Parayil and her co-editor Laura Wadsten have piloted a distinct shift away from national science news to more local coverage this year.

“Shifting that focus to Hopkins science news automatically brings in a lot of people that were otherwise not being approached by The News-Letter,” Wadsten said. “If there isn’t content that you can relate to and that seems relevant to you, then you’re less likely to pick up the paper.”

Through their reporting, Sports and SciTech both work to engage groups of students that might not otherwise give much thought to The News-Letter. In SciTech’s case, the section builds on the natural STEM community on campus, while Sports can help build a stronger culture around Hopkins athletics.

But both sections feature more than just reporting — Wadsten and Parayil curate columns, in which their writers share their own perspectives as STEM students, while Ritchie and his co-editors publish ‘sportpinions,’ in which writers share their opinions about local, national and international sports stories.

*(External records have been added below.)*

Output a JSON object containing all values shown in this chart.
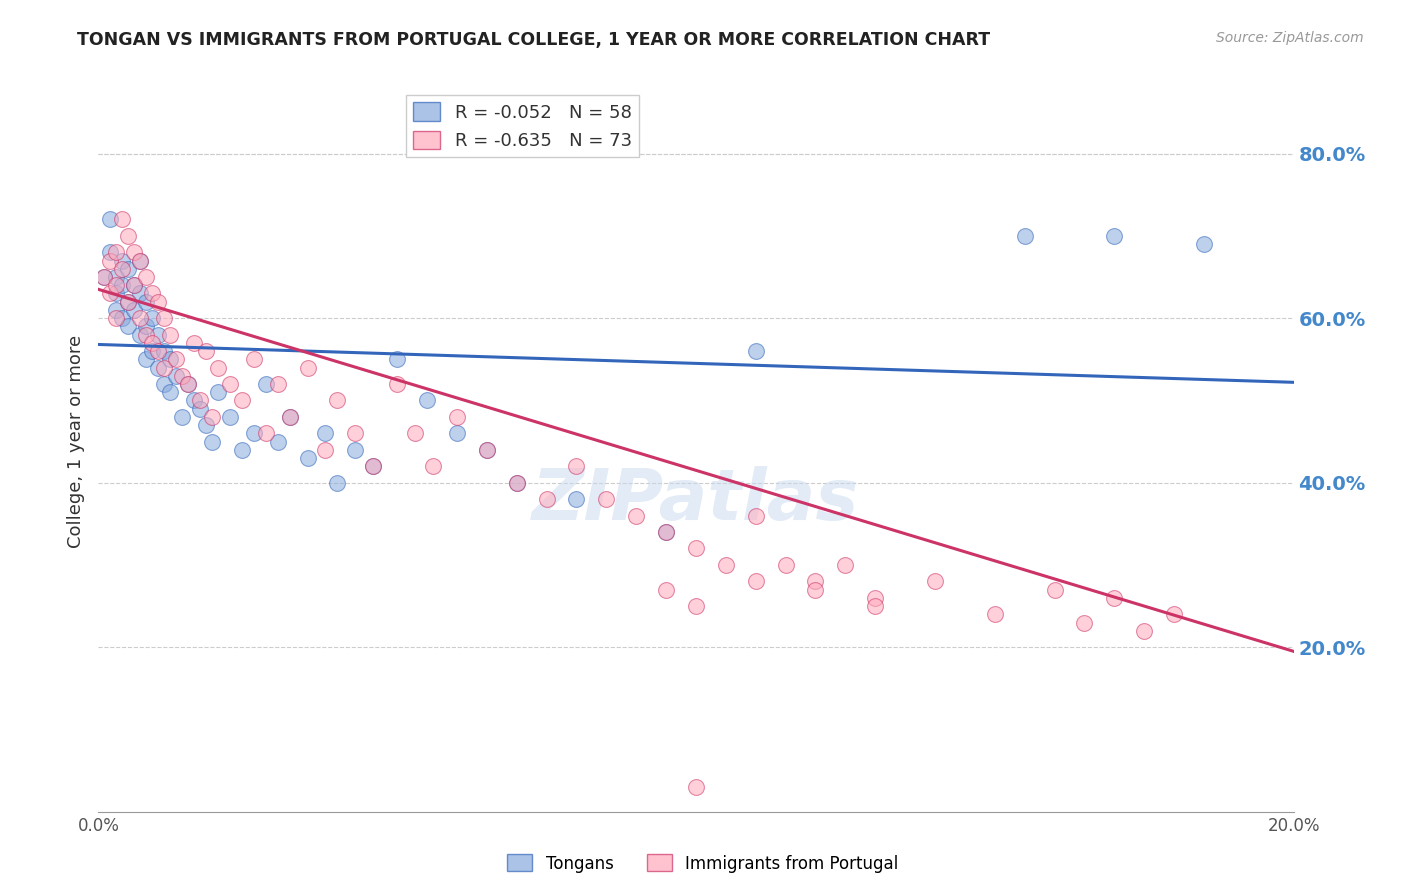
{
  "title": "TONGAN VS IMMIGRANTS FROM PORTUGAL COLLEGE, 1 YEAR OR MORE CORRELATION CHART",
  "source": "Source: ZipAtlas.com",
  "ylabel": "College, 1 year or more",
  "xmin": 0.0,
  "xmax": 0.2,
  "ymin": 0.0,
  "ymax": 0.9,
  "right_yticks": [
    0.2,
    0.4,
    0.6,
    0.8
  ],
  "right_ytick_labels": [
    "20.0%",
    "40.0%",
    "60.0%",
    "80.0%"
  ],
  "grid_color": "#cccccc",
  "background_color": "#ffffff",
  "blue_color": "#88aadd",
  "pink_color": "#ffaabc",
  "blue_fill_color": "#aabbee",
  "pink_fill_color": "#ffbbcc",
  "blue_line_color": "#3366bb",
  "pink_line_color": "#cc3366",
  "legend_r_blue": "R = -0.052",
  "legend_n_blue": "N = 58",
  "legend_r_pink": "R = -0.635",
  "legend_n_pink": "N = 73",
  "watermark": "ZIPatlas",
  "blue_line_x": [
    0.0,
    0.2
  ],
  "blue_line_y": [
    0.568,
    0.522
  ],
  "pink_line_x": [
    0.0,
    0.2
  ],
  "pink_line_y": [
    0.635,
    0.195
  ],
  "tongans_scatter_x": [
    0.001,
    0.002,
    0.002,
    0.003,
    0.003,
    0.003,
    0.004,
    0.004,
    0.004,
    0.005,
    0.005,
    0.005,
    0.006,
    0.006,
    0.007,
    0.007,
    0.007,
    0.008,
    0.008,
    0.008,
    0.009,
    0.009,
    0.01,
    0.01,
    0.011,
    0.011,
    0.012,
    0.012,
    0.013,
    0.014,
    0.015,
    0.016,
    0.017,
    0.018,
    0.019,
    0.02,
    0.022,
    0.024,
    0.026,
    0.028,
    0.03,
    0.032,
    0.035,
    0.038,
    0.04,
    0.043,
    0.046,
    0.05,
    0.055,
    0.06,
    0.065,
    0.07,
    0.08,
    0.095,
    0.11,
    0.155,
    0.17,
    0.185
  ],
  "tongans_scatter_y": [
    0.65,
    0.72,
    0.68,
    0.65,
    0.63,
    0.61,
    0.67,
    0.64,
    0.6,
    0.66,
    0.62,
    0.59,
    0.64,
    0.61,
    0.67,
    0.63,
    0.58,
    0.62,
    0.59,
    0.55,
    0.6,
    0.56,
    0.58,
    0.54,
    0.56,
    0.52,
    0.55,
    0.51,
    0.53,
    0.48,
    0.52,
    0.5,
    0.49,
    0.47,
    0.45,
    0.51,
    0.48,
    0.44,
    0.46,
    0.52,
    0.45,
    0.48,
    0.43,
    0.46,
    0.4,
    0.44,
    0.42,
    0.55,
    0.5,
    0.46,
    0.44,
    0.4,
    0.38,
    0.34,
    0.56,
    0.7,
    0.7,
    0.69
  ],
  "portugal_scatter_x": [
    0.001,
    0.002,
    0.002,
    0.003,
    0.003,
    0.003,
    0.004,
    0.004,
    0.005,
    0.005,
    0.006,
    0.006,
    0.007,
    0.007,
    0.008,
    0.008,
    0.009,
    0.009,
    0.01,
    0.01,
    0.011,
    0.011,
    0.012,
    0.013,
    0.014,
    0.015,
    0.016,
    0.017,
    0.018,
    0.019,
    0.02,
    0.022,
    0.024,
    0.026,
    0.028,
    0.03,
    0.032,
    0.035,
    0.038,
    0.04,
    0.043,
    0.046,
    0.05,
    0.053,
    0.056,
    0.06,
    0.065,
    0.07,
    0.075,
    0.08,
    0.085,
    0.09,
    0.095,
    0.1,
    0.105,
    0.11,
    0.115,
    0.12,
    0.125,
    0.13,
    0.14,
    0.15,
    0.16,
    0.165,
    0.17,
    0.175,
    0.18,
    0.095,
    0.1,
    0.11,
    0.12,
    0.13,
    0.1
  ],
  "portugal_scatter_y": [
    0.65,
    0.67,
    0.63,
    0.68,
    0.64,
    0.6,
    0.72,
    0.66,
    0.7,
    0.62,
    0.68,
    0.64,
    0.67,
    0.6,
    0.65,
    0.58,
    0.63,
    0.57,
    0.62,
    0.56,
    0.6,
    0.54,
    0.58,
    0.55,
    0.53,
    0.52,
    0.57,
    0.5,
    0.56,
    0.48,
    0.54,
    0.52,
    0.5,
    0.55,
    0.46,
    0.52,
    0.48,
    0.54,
    0.44,
    0.5,
    0.46,
    0.42,
    0.52,
    0.46,
    0.42,
    0.48,
    0.44,
    0.4,
    0.38,
    0.42,
    0.38,
    0.36,
    0.34,
    0.32,
    0.3,
    0.36,
    0.3,
    0.28,
    0.3,
    0.26,
    0.28,
    0.24,
    0.27,
    0.23,
    0.26,
    0.22,
    0.24,
    0.27,
    0.25,
    0.28,
    0.27,
    0.25,
    0.03
  ]
}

In both cases, the editors told me that ideas for these pieces almost always come from writers. They do minimal edits to preserve the authenticity of these perspectives.

“If it’s a sensitive area, we’ve got to make sure that what they’re saying isn’t offensive in any sort of way, but we usually don’t want to change the whole face of an article, because that’s their voice,” Ritchie said.

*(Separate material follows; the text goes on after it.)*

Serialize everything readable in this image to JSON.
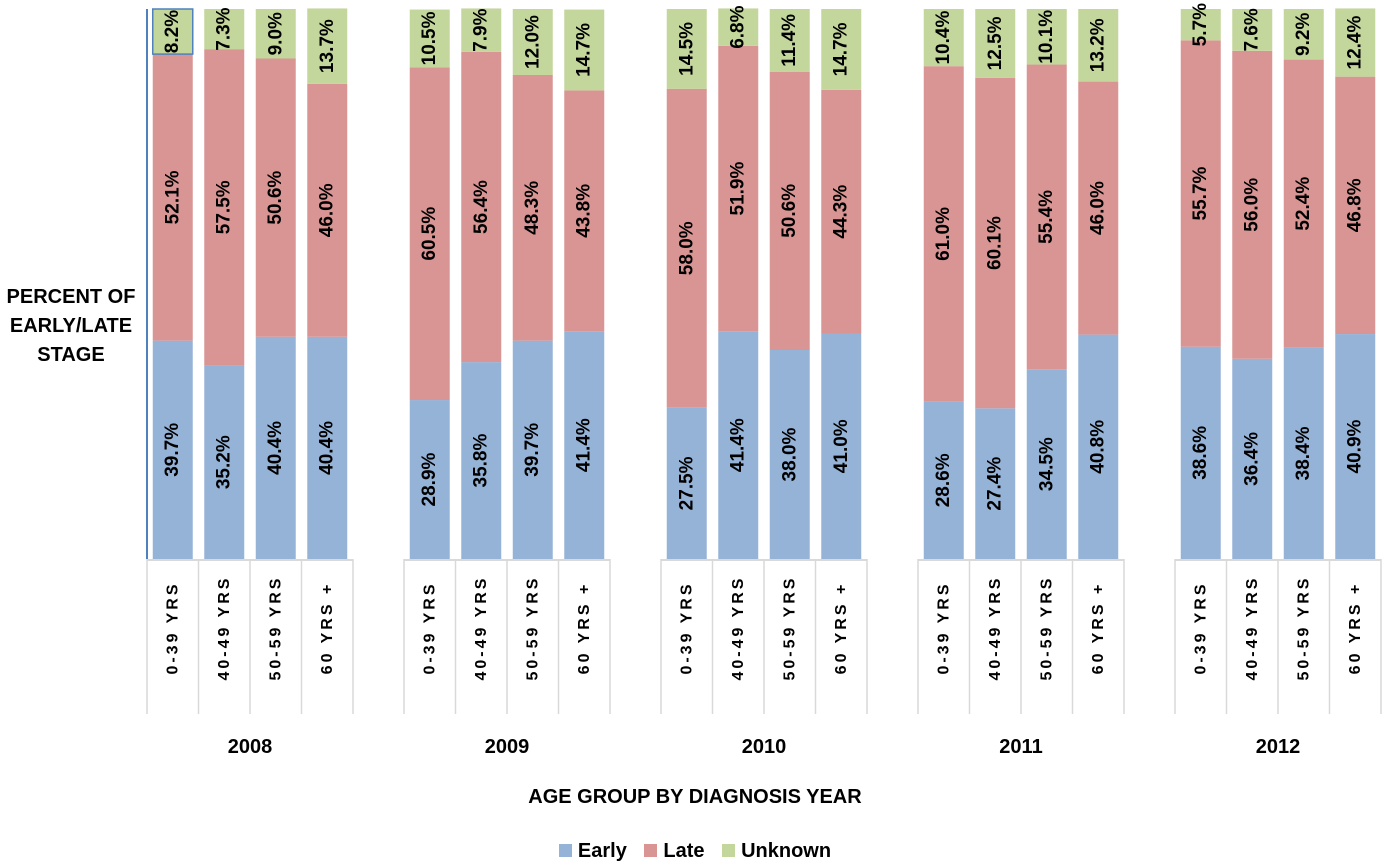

But how can more flexible content let editors feature a broader range of voices? Sports does Athlete of the Week, which focuses largely on the spotlighted player’s game performances, but could they publish a “Meet the Team” column that tells readers more about the daily lives and unique challenges of student athletes? And players may not typically have time to write a piece, but broadly-reported features have the power to bring many voices together. This type of content could help readers understand student athletes better as students first.

Parayil and Wadsten have also looked to feature a more diverse range of STEM students, particularly those in engineering. As editors, they look to cover more engineering events and spotlight more research going on in engineering labs.

Could they also make use of creative columns to address the shortage of engineering perspectives — why not spotlight engineering labs or find ways to work more engineering students into reported pieces? On the other hand, both editors are keen to maintain coverage of the social sciences, which Wadsten (a Medicine, Science and the Humanities major) said can feel disconnected from the wider STEM community. Highlighting students in the social sciences, engineering and everything in between will help the paper better represent its readership.

Sports and SciTech both do a lot of work to reflect reader voices that don’t get the same intentional platform elsewhere in the paper. That’s not to discredit the other sections, which have their own roles to play representing undergrads. But the narrow focus of Sports and SciTech helps to broaden the paper’s overall readership. This year’s editors have worked to strengthen each section’s coverage, and bringing a consistent intentionality to that role lets readers from otherwise underrepresented wedges of the student body see that the paper takes their voices seriously.